- Opus: 34a
- Year: 2001; 2015;
- Scoring: Bagpipe
- Instrumental: String orchestra (2001); Orchestra (2015);

= Chieftain's Salute =

Concerto by Graham Waterhouse

Chieftain's Salute is a concerto in one movement for Great Highland Bagpipe and orchestra by Graham Waterhouse. The work is one of few to use the bagpipe with a classical orchestra. A version for bagpipe and string orchestra, Op. 34a, was composed in 2001. It is based on an earlier work for bagpipe and string quartet. Jacobean Salute was also derived from the early work, with a wind quintet replacing the bagpipe, published in 2003. A version for bagpipe and orchestra was composed and first performed in 2015.

== Background and history ==
At Scottish Highland gatherings, a "Salute" is played to honour a person, here the "Chieftain" (the Head of a Clan). Waterhouse composed the first version of Chieftain's Salute in 1994 for bagpipe and string quartet, for a fund-raising event. He wrote a version for bagpipe and string orchestra, Op. 34a, in 2001. It was premiered and first recorded with soloist Graham Waller. In 2015 Waterhouse wrote a version for bagpipe and symphony orchestra. It was first performed on 8 November 2015 at the Capitol Theater in Offenbach am Main, again with Graham Waller as the soloist and the Neue Philharmonie Frankfurt conducted by Steven Lloyd González.

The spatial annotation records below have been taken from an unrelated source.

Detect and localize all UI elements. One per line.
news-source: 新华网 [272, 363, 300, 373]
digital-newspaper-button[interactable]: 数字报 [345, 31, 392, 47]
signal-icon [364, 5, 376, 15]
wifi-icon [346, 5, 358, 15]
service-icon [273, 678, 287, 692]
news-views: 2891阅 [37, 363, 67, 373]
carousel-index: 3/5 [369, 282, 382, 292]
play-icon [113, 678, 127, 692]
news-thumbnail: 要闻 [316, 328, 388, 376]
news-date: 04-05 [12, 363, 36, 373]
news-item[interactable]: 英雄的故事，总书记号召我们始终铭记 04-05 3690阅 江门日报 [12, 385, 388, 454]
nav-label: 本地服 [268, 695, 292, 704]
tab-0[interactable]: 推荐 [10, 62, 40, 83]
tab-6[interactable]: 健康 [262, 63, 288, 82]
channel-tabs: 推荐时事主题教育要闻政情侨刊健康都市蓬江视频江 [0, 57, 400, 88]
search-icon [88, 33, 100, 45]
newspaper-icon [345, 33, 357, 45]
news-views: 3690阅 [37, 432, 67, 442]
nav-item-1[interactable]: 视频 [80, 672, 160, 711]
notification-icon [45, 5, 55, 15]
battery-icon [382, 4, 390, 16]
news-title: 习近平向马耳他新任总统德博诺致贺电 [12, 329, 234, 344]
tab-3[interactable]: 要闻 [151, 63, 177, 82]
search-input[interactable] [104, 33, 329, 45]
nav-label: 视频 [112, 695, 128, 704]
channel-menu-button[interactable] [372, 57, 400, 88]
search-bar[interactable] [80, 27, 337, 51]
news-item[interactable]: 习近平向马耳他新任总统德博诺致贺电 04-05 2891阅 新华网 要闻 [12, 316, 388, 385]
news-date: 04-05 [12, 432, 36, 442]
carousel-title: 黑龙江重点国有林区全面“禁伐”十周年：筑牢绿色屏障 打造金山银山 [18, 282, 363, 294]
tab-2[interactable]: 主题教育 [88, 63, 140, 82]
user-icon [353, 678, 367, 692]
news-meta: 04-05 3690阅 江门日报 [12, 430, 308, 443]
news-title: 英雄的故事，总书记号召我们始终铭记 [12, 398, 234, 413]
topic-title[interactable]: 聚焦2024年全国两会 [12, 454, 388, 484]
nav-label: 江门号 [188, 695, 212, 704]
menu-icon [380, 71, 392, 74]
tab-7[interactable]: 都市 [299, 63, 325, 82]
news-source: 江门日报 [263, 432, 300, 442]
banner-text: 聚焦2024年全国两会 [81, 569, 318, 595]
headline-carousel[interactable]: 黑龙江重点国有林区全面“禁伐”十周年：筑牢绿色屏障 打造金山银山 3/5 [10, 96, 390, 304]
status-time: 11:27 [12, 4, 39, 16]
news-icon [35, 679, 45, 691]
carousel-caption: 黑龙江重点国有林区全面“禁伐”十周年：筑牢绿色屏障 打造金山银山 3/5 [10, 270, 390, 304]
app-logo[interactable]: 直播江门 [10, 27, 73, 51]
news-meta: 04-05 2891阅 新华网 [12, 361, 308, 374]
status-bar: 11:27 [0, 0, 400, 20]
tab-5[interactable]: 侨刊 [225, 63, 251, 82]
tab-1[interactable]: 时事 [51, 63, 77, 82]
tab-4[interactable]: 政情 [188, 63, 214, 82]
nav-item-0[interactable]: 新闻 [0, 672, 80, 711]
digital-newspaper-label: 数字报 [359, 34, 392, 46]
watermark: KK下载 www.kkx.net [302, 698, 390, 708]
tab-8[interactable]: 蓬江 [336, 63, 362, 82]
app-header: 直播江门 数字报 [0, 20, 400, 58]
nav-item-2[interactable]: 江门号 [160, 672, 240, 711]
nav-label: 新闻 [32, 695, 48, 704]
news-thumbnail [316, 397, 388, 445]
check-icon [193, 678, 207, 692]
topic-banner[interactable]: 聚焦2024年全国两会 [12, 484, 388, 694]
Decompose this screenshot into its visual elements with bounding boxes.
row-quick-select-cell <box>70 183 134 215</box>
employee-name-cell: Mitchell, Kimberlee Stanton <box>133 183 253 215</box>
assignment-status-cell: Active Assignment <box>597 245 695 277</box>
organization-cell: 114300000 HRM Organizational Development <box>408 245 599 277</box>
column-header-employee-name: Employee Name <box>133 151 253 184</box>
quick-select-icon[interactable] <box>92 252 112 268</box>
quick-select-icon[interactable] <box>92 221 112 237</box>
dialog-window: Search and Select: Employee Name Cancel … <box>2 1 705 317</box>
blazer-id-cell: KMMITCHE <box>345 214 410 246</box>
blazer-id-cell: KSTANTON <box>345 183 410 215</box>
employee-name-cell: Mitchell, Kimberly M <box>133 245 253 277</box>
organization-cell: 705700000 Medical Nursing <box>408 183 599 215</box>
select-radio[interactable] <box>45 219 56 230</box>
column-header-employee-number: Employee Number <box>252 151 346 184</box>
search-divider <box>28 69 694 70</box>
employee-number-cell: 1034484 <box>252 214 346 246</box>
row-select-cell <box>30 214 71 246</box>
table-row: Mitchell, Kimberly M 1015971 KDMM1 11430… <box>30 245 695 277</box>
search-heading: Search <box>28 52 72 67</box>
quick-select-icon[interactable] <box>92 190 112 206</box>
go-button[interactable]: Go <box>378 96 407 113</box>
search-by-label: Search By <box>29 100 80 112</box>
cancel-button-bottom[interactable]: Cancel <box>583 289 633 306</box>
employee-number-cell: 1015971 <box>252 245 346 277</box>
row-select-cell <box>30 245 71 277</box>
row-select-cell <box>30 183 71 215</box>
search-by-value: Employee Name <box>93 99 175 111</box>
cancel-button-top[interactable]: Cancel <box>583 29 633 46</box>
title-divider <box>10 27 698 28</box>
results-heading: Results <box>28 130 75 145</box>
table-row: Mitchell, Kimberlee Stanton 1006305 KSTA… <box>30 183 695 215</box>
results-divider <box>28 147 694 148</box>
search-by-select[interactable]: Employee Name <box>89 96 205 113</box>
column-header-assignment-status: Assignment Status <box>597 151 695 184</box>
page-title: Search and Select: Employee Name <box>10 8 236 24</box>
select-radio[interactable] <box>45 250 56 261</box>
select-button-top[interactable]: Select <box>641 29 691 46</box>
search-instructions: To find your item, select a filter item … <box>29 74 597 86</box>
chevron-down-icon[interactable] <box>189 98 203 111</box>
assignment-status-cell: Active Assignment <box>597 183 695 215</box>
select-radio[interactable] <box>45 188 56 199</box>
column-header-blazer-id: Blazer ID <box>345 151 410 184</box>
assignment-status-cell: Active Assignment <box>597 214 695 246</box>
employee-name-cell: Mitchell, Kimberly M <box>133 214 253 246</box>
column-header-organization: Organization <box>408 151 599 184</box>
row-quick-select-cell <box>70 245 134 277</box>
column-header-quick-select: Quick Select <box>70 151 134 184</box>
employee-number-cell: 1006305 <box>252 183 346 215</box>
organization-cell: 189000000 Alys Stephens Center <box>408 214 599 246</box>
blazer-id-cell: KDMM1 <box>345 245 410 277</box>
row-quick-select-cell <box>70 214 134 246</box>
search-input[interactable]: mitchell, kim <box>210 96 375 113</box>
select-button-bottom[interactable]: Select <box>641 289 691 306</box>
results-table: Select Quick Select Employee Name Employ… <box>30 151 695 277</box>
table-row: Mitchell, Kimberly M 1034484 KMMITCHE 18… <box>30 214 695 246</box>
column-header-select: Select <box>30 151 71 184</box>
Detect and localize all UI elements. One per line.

Waterhouse derived from the first work in 1994 also Jacobean Salute, a version without bagpipe, but scored for wind quintet (flute, oboe, clarinet, horn, bassoon), and string quintet (two violins, viola, cello and double bass), with the winds mainly playing the role of the bagpipe. Glissandi of the strings imitate the blowing of the pipes (Durchpusten der Pfeifen). It was premiered in 1995 and published in 2003 by Lienau in Frankfurt.

== Music ==
The opening theme is based on "Lady Doyle's Salute", a lament from the 17th century. The strings play alone for a while, the bagpipe enters, also first playing first, then both interact, with the strings at times imitating the drones of the bagpipe. Later passages are reminiscent of the old Scottish dances jig and reel, in variations with "increasing complex figurations".

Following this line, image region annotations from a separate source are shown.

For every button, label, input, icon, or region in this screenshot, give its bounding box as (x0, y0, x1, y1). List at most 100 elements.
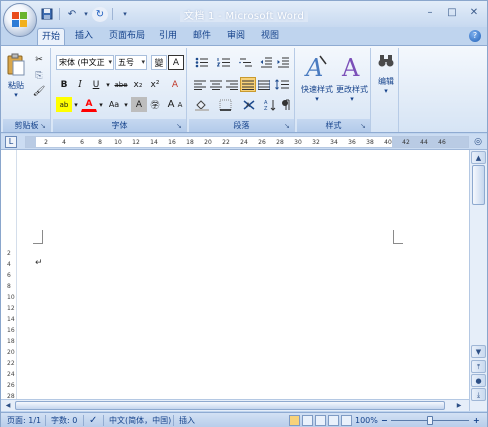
zoom-out-button[interactable]: − (381, 413, 388, 427)
undo-dropdown-icon[interactable]: ▾ (82, 7, 90, 22)
font-size-combo[interactable]: 五号 ▾ (115, 55, 147, 70)
bullets-icon[interactable] (192, 55, 212, 70)
outline-view-icon[interactable] (328, 415, 339, 426)
minimize-button[interactable]: – (419, 3, 441, 21)
clear-formatting-icon[interactable]: A (167, 77, 183, 92)
align-left-icon[interactable] (192, 77, 208, 92)
format-painter-icon[interactable]: 🖌 (31, 84, 47, 99)
justify-icon[interactable] (240, 77, 256, 92)
vertical-scrollbar[interactable]: ▲ ▼ ⤒ ● ⤓ (469, 150, 487, 411)
italic-button[interactable]: I (72, 77, 88, 92)
font-launcher-icon[interactable]: ↘ (176, 122, 184, 130)
borders-icon[interactable] (216, 97, 236, 112)
cut-icon[interactable]: ✂ (31, 52, 47, 67)
select-browse-object-button[interactable]: ● (471, 374, 486, 387)
numbering-icon[interactable] (214, 55, 234, 70)
horizontal-ruler[interactable]: 2 4 6 8 10 12 14 16 18 20 22 24 26 28 30 32 34 36 38 40 42 44… (25, 136, 469, 148)
horizontal-scroll-thumb[interactable] (15, 401, 445, 410)
document-page[interactable]: ↵ (21, 150, 467, 411)
subscript-button[interactable]: x₂ (130, 77, 146, 92)
change-case-button[interactable]: Aa (106, 97, 122, 112)
change-styles-button[interactable]: A 更改样式 ▾ (335, 52, 369, 103)
highlight-dropdown-icon[interactable]: ▾ (72, 97, 80, 112)
underline-dropdown-icon[interactable]: ▾ (104, 77, 112, 92)
tab-page-layout[interactable]: 页面布局 (105, 28, 149, 45)
tab-insert[interactable]: 插入 (71, 28, 97, 45)
paste-button[interactable]: 粘贴 ▾ (5, 52, 27, 99)
scroll-thumb[interactable] (472, 165, 485, 205)
superscript-button[interactable]: x² (147, 77, 163, 92)
web-layout-view-icon[interactable] (315, 415, 326, 426)
view-ruler-icon[interactable]: ◎ (472, 136, 484, 148)
underline-button[interactable]: U (88, 77, 104, 92)
full-screen-reading-view-icon[interactable] (302, 415, 313, 426)
paragraph-launcher-icon[interactable]: ↘ (284, 122, 292, 130)
change-case-dropdown-icon[interactable]: ▾ (122, 97, 130, 112)
next-page-button[interactable]: ⤓ (471, 388, 486, 401)
status-separator (103, 415, 104, 426)
quick-styles-button[interactable]: A 快速样式 ▾ (299, 52, 335, 103)
tab-home[interactable]: 开始 (37, 28, 65, 45)
draft-view-icon[interactable] (341, 415, 352, 426)
font-color-button[interactable]: A (81, 97, 97, 112)
multilevel-list-icon[interactable] (236, 55, 256, 70)
page-count[interactable]: 页面: 1/1 (7, 413, 41, 427)
customize-qat-icon[interactable]: ▾ (117, 7, 133, 22)
shading-icon[interactable] (192, 97, 212, 112)
align-right-icon[interactable] (224, 77, 240, 92)
zoom-in-button[interactable]: + (473, 413, 480, 427)
strikethrough-button[interactable]: abe (113, 77, 129, 92)
paste-dropdown-icon[interactable]: ▾ (5, 91, 27, 99)
change-styles-dropdown-icon[interactable]: ▾ (335, 95, 369, 103)
font-color-dropdown-icon[interactable]: ▾ (97, 97, 105, 112)
insert-mode-indicator[interactable]: 插入 (179, 413, 195, 427)
tab-view[interactable]: 视图 (259, 28, 281, 45)
phonetic-guide-button[interactable]: 變 (151, 55, 167, 70)
styles-launcher-icon[interactable]: ↘ (360, 122, 368, 130)
tab-mailings[interactable]: 邮件 (191, 28, 213, 45)
help-icon[interactable]: ? (469, 30, 481, 42)
restore-button[interactable]: □ (441, 3, 463, 21)
print-layout-view-icon[interactable] (289, 415, 300, 426)
editing-button[interactable]: 编辑 ▾ (375, 54, 397, 95)
vertical-ruler[interactable]: 24681012141618202224262830 (5, 150, 17, 411)
copy-icon[interactable]: ⎘ (31, 68, 47, 83)
asian-layout-icon[interactable]: A (239, 97, 259, 112)
shrink-font-button[interactable]: A (175, 97, 185, 112)
scroll-right-button[interactable]: ▶ (453, 400, 465, 411)
office-button[interactable] (3, 3, 37, 37)
increase-indent-icon[interactable] (275, 55, 291, 70)
character-shading-button[interactable]: A (131, 97, 147, 112)
tab-review[interactable]: 审阅 (225, 28, 247, 45)
enclose-characters-button[interactable]: ㊫ (147, 97, 163, 112)
align-center-icon[interactable] (208, 77, 224, 92)
zoom-level[interactable]: 100% (355, 413, 378, 427)
previous-page-button[interactable]: ⤒ (471, 360, 486, 373)
bold-button[interactable]: B (56, 77, 72, 92)
clipboard-launcher-icon[interactable]: ↘ (40, 122, 48, 130)
close-button[interactable]: ✕ (463, 3, 485, 21)
zoom-slider-knob[interactable] (427, 416, 433, 425)
line-spacing-icon[interactable] (272, 77, 292, 92)
scroll-left-button[interactable]: ◀ (2, 400, 14, 411)
editing-dropdown-icon[interactable]: ▾ (375, 87, 397, 95)
proofing-icon[interactable]: ✓ (89, 413, 97, 427)
save-icon[interactable] (39, 7, 55, 22)
language-indicator[interactable]: 中文(简体，中国) (109, 413, 171, 427)
font-name-combo[interactable]: 宋体 (中文正 ▾ (56, 55, 114, 70)
undo-icon[interactable]: ↶ (64, 7, 80, 22)
character-border-button[interactable]: A (168, 55, 184, 70)
scroll-up-button[interactable]: ▲ (471, 151, 486, 164)
horizontal-scrollbar[interactable]: ◀ ▶ (1, 399, 469, 411)
scroll-down-button[interactable]: ▼ (471, 345, 486, 358)
tab-selector-button[interactable]: L (5, 136, 17, 148)
redo-icon[interactable]: ↻ (92, 6, 108, 22)
sort-icon[interactable]: AZ (262, 97, 278, 112)
word-count[interactable]: 字数: 0 (51, 413, 77, 427)
decrease-indent-icon[interactable] (258, 55, 274, 70)
show-marks-icon[interactable] (278, 97, 294, 112)
highlight-color-button[interactable]: ab (56, 97, 72, 112)
distributed-icon[interactable] (256, 77, 272, 92)
quick-styles-dropdown-icon[interactable]: ▾ (299, 95, 335, 103)
tab-references[interactable]: 引用 (157, 28, 179, 45)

== Performances and recording ==

Jacobean Salute was first performed in 1995, and notably played in a composer portrait concert at the Gasteig in Munich on 5 October 2003, along with the Piccolo Quintet, the premiere of the Bassoon Quintet, the Nonet and other chamber music, played by Burkhard Jäckle, Lisa Outred, Albert Osterhammer, Ulrich Haider, Lyndon Watts, Odette Couch, Kirsty Hilton, Isabel Charisius, the composer and Matthias Weber (including several members of the Munich Philharmonic), conducted by Yaron Traub.

The version for bagpipe and string orchestra was recorded in 2002 (released in 2004) by Graham Waller and the English Chamber Orchestra, conducted by Traub. A reviewer noted that it is "a deeply serious work", with the Highland Bagpipe "a real partner in this virile, rousing piece of music".